ECLI:NL:GHARN:2005:AV1326
Gerechtshof Arnhem
- Eerste aanleg - enkelvoudig
- A.M. van Amsterdam
- J.L.M. Egberts
- Rechtspraak.nl
Legesheffing gebruiksvergunning kamerverhuurbedrijf en de beoordelingsvrijheid van de gemeentelijke wetgever
In deze zaak heeft het Gerechtshof Arnhem op 30 december 2005 uitspraak gedaan over de legesheffing in verband met een gebruiksvergunning voor een kamerverhuurbedrijf. De belanghebbende, die een kennisgeving van leges tot een bedrag van € 7.995,- had ontvangen, maakte bezwaar tegen deze heffing. De Ambtenaar handhaafde de legesheffing, waarna de belanghebbende in beroep ging bij het Hof.
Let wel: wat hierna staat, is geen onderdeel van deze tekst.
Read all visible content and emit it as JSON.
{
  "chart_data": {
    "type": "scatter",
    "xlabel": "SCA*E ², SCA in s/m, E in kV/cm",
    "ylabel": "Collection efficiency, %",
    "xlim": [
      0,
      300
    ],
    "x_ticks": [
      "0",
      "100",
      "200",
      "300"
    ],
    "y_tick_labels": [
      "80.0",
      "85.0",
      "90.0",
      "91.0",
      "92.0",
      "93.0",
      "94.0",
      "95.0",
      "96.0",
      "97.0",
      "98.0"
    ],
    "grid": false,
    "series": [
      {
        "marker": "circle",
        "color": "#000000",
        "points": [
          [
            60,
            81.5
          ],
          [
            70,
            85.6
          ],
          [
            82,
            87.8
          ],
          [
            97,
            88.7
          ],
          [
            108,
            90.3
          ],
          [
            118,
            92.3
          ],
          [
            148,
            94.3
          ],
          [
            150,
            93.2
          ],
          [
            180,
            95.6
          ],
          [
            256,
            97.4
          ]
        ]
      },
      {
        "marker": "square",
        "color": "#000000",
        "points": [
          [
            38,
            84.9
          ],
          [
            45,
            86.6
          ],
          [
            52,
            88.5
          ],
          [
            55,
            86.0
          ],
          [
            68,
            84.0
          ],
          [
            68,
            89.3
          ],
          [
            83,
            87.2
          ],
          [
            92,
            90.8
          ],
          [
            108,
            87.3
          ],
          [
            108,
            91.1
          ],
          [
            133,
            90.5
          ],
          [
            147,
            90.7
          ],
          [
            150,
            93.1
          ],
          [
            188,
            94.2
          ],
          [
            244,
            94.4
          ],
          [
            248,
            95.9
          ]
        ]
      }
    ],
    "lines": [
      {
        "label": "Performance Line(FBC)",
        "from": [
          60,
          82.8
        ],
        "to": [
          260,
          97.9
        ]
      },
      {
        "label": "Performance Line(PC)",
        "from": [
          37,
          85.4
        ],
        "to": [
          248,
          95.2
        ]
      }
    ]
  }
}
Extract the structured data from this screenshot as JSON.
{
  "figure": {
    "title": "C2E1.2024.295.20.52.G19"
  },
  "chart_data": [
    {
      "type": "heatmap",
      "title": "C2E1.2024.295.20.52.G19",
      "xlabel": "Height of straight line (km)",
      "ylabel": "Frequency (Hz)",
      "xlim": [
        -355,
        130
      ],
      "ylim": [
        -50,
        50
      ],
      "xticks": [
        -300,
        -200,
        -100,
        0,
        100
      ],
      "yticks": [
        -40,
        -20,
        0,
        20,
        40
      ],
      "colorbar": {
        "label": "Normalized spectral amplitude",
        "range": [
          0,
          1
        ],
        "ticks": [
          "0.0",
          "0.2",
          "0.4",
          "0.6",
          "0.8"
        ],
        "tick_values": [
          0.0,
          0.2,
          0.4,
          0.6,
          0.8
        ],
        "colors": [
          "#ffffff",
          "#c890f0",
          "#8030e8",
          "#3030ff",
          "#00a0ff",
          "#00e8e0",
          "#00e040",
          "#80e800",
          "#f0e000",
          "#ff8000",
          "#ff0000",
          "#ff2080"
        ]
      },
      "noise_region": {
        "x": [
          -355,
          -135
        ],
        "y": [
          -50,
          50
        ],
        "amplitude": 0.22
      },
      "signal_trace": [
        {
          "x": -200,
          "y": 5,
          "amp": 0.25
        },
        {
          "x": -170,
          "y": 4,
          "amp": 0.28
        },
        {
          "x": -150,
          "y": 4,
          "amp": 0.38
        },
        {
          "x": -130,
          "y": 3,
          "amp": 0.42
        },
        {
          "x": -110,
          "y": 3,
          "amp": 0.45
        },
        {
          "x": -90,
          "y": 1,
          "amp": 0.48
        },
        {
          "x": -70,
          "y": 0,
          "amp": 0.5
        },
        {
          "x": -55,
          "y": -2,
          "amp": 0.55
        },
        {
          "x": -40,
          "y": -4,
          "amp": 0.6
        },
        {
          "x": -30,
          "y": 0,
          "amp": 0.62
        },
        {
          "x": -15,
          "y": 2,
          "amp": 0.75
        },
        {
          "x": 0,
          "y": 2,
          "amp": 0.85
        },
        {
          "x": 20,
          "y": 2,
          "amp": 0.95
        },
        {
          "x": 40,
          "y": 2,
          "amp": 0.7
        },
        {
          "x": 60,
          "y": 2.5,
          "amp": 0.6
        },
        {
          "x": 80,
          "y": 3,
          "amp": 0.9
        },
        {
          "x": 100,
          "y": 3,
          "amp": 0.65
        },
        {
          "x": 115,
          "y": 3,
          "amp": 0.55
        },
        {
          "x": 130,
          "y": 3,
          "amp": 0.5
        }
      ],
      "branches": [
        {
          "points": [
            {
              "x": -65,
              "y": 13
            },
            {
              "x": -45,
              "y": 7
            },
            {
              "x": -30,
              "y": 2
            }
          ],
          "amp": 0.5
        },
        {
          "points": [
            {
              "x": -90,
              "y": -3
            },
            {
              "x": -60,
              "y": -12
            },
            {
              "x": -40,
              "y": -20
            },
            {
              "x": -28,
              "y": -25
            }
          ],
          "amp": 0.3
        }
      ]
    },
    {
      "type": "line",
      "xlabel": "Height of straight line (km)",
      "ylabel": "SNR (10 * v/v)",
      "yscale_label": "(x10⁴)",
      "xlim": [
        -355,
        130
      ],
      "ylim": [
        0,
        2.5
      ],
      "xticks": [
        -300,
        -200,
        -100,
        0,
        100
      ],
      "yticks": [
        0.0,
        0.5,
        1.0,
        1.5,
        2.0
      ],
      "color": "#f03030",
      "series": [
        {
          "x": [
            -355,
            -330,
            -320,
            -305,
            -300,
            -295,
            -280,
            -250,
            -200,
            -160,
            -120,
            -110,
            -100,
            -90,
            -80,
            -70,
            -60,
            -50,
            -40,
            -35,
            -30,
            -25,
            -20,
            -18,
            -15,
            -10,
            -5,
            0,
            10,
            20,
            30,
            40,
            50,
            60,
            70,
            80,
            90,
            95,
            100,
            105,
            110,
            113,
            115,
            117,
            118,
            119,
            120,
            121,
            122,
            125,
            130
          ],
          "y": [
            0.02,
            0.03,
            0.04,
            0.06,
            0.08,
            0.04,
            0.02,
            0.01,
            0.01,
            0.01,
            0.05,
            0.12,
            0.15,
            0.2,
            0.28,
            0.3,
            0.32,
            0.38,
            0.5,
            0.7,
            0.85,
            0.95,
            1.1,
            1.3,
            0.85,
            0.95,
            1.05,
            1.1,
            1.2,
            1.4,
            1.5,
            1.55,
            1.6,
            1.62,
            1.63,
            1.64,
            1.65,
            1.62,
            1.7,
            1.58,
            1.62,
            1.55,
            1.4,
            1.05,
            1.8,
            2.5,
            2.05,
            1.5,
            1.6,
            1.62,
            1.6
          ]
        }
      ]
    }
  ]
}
Tijdens de zitting trok de belanghebbende enkele stellingen in, waaronder de claim dat de Bouwverordening niet deugdelijk was bekendgemaakt en dat de legesheffing onterecht was opgelegd vanwege een onjuiste tenaamstelling.
Het Hof oordeelde dat de Ambtenaar de legesheffing correct had vastgesteld op basis van de geldende Verordening en de bijbehorende tarieventabel. Het Hof benadrukte dat de gemeentelijke wetgever ruime beoordelingsvrijheid heeft bij het opstellen van belastingverordeningen, inclusief de beslissing om al dan niet een overgangsregeling in te voeren. De belanghebbende had niet aangetoond dat er een gerechtvaardigde vrees bestond voor misbruik van deze beoordelingsvrijheid door de gemeente.
Het Hof verwierp ook de stelling van de belanghebbende dat de leges in een wanverhouding stonden tot de kosten van de vergunning. De Ambtenaar had voldoende bewijs geleverd dat de totale kosten van het vergunningenstelsel de opbrengsten van de leges overschreden. Het Hof concludeerde dat de legesheffing niet in strijd was met het proportionaliteitsbeginsel en dat de gemeentelijke wetgever de vrijheid had om het vergunningenstelsel te herzien zonder een overgangsregeling te bieden. De uitspraak van het Hof was dat het beroep ongegrond was, en er waren geen termen voor een proceskostenveroordeling.